Die Wanderung startet bei der Bahnhaltestelle Miesenbach-Waidmannsfeld im kleinen Ort Reichental (405 m), wo auch einige Parkplätze zur Verfügung stehen. Mit Blick zu den steilen Waldhängen der Mandling (Abb. 2) wird Richtung Norden die stark befahrene Bundesstraße (B 21) überquert. Danach biegt man links in die parallel verlaufende Ortsstraße ein, die man aber nach etwa 50 m bergwärts wieder verlässt. Nach einem gemütlich ansteigenden Wegstück folgt gleich ein sehr steiler Anstieg, bevor unser teilweise neu trassierter Steig mit Hilfe von Serpentinen weiter an Höhe gewinnt. Wie abwechslungsreich der Aufstieg auf die Hohe Mandling ist, erlebt man bereits zu Beginn unserer Tour: Auf einen reinen Föhrenwald folgt ein Mischwald, steile, steinige Wegteile mit kleineren Felsgruppen werden von gut begehbaren Flachstücken auf Waldböden abgelöst. Immer wieder laden Lücken im Wald zu Ausblicken in die nahe Schneeberg-Region (Abb. 3) ein. Schon etwas weiter oben (ca. 800 m) wendet sich der Steig kurz in Richtung Westen und man erreicht die steil abfallenden Süßwände. Hier lohnt es sich, unseren Steig kurz zu verlassen und die Aussicht Richtung Pernitz und zur westlich von uns gelegenen niederösterreichischen Bergwelt (Abb. 4) sowie natürlich wieder zum mächtigen Schneeberg (Abb. 5) zu genießen!

Dann folgt der anspruchsvollste Teil unserer Wanderung: Ein schmaler, felsbesetzter Kamm (Abb. 6) muss überquert werden, wobei hier vor allem bei nassen Wegverhältnissen Trittsicherheit notwendig ist. Zur Abwechslung folgt danach gleich eine eher flache, einfach zu begehende Wegstrecke, bei der man durch Wald und Wiesen wandert. Bei einer Wegquerung mündet von rechts der Steig, der von Ortmann/Pernitz auf die Hohe Mandling führt, in unseren Aufstiegsweg. Nochmals wird es etwas steiler, dann wieder flacher und man erreicht nach etwa 1¾-2,0 Stunden, in denen man vom Ausgangspunkt ca. 570 Hm (Höhenmeter) bewältigt hat, am oberen Rand einer großen Wiese (Abb. 7) den Gipfel der Hohen Mandling (967 m). Ein neu errichtetes Gipfelkreuz (Abb. 8) befindet sich etwas unterhalb der höchsten Stelle neben einem Rastplatz.. Schlecht informierte Wanderer erleben hier möglicherweise eine herbe Enttäuschung: Die auf alten Wegweisern noch angekündigte und bei Wanderern früher recht beliebte Berndorfer Hütte ist im Jahr 2007 abgebrannt und wurde nicht mehr aufgebaut. Das bedeutet, dass es auf der gesamten Tour leider keine Einkehrmöglichkeit gibt.

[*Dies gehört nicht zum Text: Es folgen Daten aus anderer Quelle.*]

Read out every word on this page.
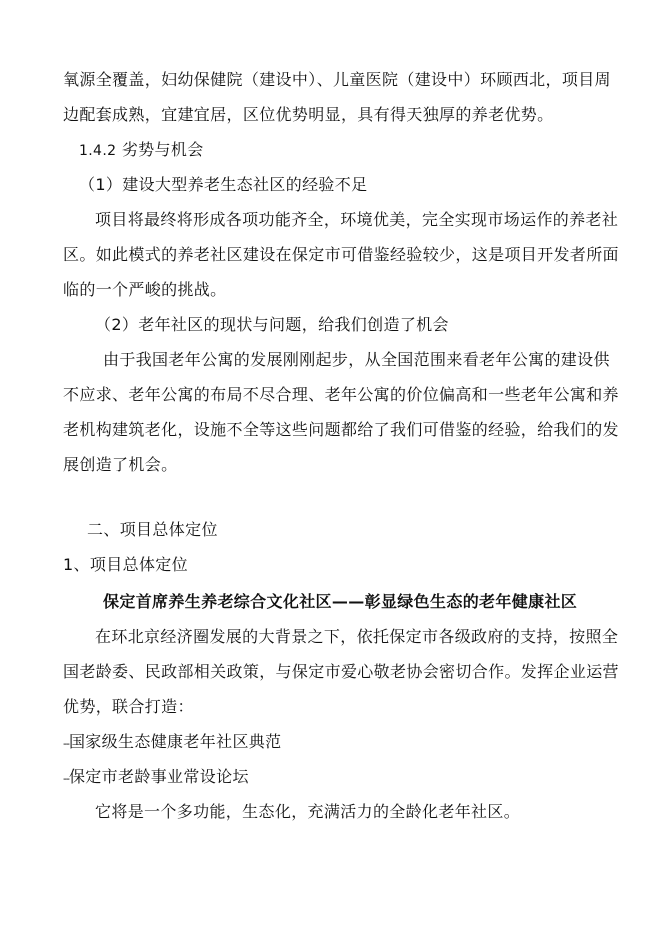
氧源全覆盖，妇幼保健院（建设中）、儿童医院（建设中）环顾西北，项目周
边配套成熟，宜建宜居，区位优势明显，具有得天独厚的养老优势。
1.4.2 劣势与机会
（1）建设大型养老生态社区的经验不足
项目将最终将形成各项功能齐全，环境优美，完全实现市场运作的养老社
区。如此模式的养老社区建设在保定市可借鉴经验较少，这是项目开发者所面
临的一个严峻的挑战。
（2）老年社区的现状与问题，给我们创造了机会
由于我国老年公寓的发展刚刚起步，从全国范围来看老年公寓的建设供
不应求、老年公寓的布局不尽合理、老年公寓的价位偏高和一些老年公寓和养
老机构建筑老化，设施不全等这些问题都给了我们可借鉴的经验，给我们的发
展创造了机会。
二、项目总体定位
1、项目总体定位
保定首席养生养老综合文化社区——彰显绿色生态的老年健康社区
在环北京经济圈发展的大背景之下，依托保定市各级政府的支持，按照全
国老龄委、民政部相关政策，与保定市爱心敬老协会密切合作。发挥企业运营
优势，联合打造：
--国家级生态健康老年社区典范
--保定市老龄事业常设论坛
它将是一个多功能，生态化，充满活力的全龄化老年社区。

Wir setzen unsere Wanderung zunächst kurz Richtung Süden und ab einer Wegkreuzung Richtung Osten - parallel zum Piestingtal - fort. Zu Beginn auf breitem Weg nur mäßig absteigend, wird es zunehmend steiler. Gegen Ende des kurzzeitigen Abstiegs wird der Weg auch schmäler und auf dem nun lehmigen Steig ist es bei Nässe unter Umständen auch rutschig. Nahezu ununterbrochen sieht man unser nächstes Gipfelziel, die Vordere Mandling (Abb. 9), vor uns. Nach etwa 30 Minuten von der Hohen Mandling erreicht man einen Sattel (712 m) mit einer Forststraßenquerung. Geradeaus wandernd wird im nächsten Wegstück der Kleine Rosenkogel (ca. 765 m) - zuerst auf einer Forststraße und dann weiter auf breitem Weg - überschritten. Hier genießt man immer wieder schöne Ausblicke Richtung Norden (Abb. 10). Entlang der Südhänge des Großen Rosenkogels kommt man nach ca. 60 Minuten von der Hohen Mandling zur nächsten Wegkreuzung. Links geht es nach Berndorf, wir aber halten uns rechts - nun in Richtung Süden - und steigen wieder kurz in einen Sattel ab, bei dem man rechts nach Oed absteigen und damit die Tour verkürzen könnte. Wir aber bleiben noch etwa 15 Minuten auf der leicht ansteigenden Forststraße, bis wir einen Holzablageplatz (ca. 775 m) erreichen. Wer schon müde ist, bleibt auf der Forststraße und steigt direkt über Karlreit nach Waldegg ab.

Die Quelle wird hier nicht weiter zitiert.